Filamentous proteins in Alzheimer's disease: new insights through molecular biology

Abstract

Recent advances in the study of the neurofibrillary tangles (NFT), neuritic plaques (NP), and cerebrovascular amyloid found in the brain of Alzheimer's disease (AD) victims have greatly expanded our understanding of the molecular biology of this disease. Paired helical filaments (PHF) are the primary intracellular filamentous deposit. They appear to be distinct from normal cytoskeletal proteins, but they do contain a significant component of a microtubule-associated protein called 'tau'. Amyloid fibrils make up the extracellular filamentous deposits in AD. Amyloid fibrils are composed of a small protein of about 43 amino acids which has been sequenced. Some investigators suggest PHF are composed of this same protein, but this remains debatable. Molecular genetic studies have shown that a gene which codes for a larger protein containing the sequence of the 'beta-amyloid protein' exists in many tissues and in many species.
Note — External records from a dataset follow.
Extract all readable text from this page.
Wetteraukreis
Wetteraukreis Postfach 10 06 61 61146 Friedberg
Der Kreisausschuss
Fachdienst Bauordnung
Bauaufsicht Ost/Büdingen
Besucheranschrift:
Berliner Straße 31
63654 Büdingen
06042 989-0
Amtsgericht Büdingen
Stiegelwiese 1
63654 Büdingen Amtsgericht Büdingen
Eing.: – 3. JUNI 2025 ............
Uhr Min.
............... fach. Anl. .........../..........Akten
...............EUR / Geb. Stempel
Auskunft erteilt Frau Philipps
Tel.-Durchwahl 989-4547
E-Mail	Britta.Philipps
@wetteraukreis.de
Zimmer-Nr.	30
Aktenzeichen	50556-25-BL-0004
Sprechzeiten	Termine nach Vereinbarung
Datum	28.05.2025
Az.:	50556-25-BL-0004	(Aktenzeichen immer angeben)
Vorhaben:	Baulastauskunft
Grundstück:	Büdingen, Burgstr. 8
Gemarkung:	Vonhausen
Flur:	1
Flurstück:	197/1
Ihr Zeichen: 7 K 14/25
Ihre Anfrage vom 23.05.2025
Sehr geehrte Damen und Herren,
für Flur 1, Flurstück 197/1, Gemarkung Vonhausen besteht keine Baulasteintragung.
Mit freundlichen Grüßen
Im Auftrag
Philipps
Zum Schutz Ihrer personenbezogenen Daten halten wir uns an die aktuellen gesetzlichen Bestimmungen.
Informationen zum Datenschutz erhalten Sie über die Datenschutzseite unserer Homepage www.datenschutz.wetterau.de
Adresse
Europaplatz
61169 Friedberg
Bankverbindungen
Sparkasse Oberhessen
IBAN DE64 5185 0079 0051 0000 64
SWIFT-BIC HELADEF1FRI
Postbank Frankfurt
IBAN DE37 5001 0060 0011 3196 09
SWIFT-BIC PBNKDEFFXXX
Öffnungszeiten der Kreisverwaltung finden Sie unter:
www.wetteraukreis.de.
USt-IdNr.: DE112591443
Interestingly, this gene is located on chromosome 21 which is also the location of the familial AD gene, but these 2 genes are distinct. Several hypotheses exist on the origin of these abnormal deposits and range from neuronal origin to synthesis outside of the CNS with transportation via the blood. The implications of these recent advances are great and include the possibility of accurate and early antemortem diagnostic tests for AD, as well as therapeutic manipulation of the synthesis, deposition, or removal of these filamentous proteins.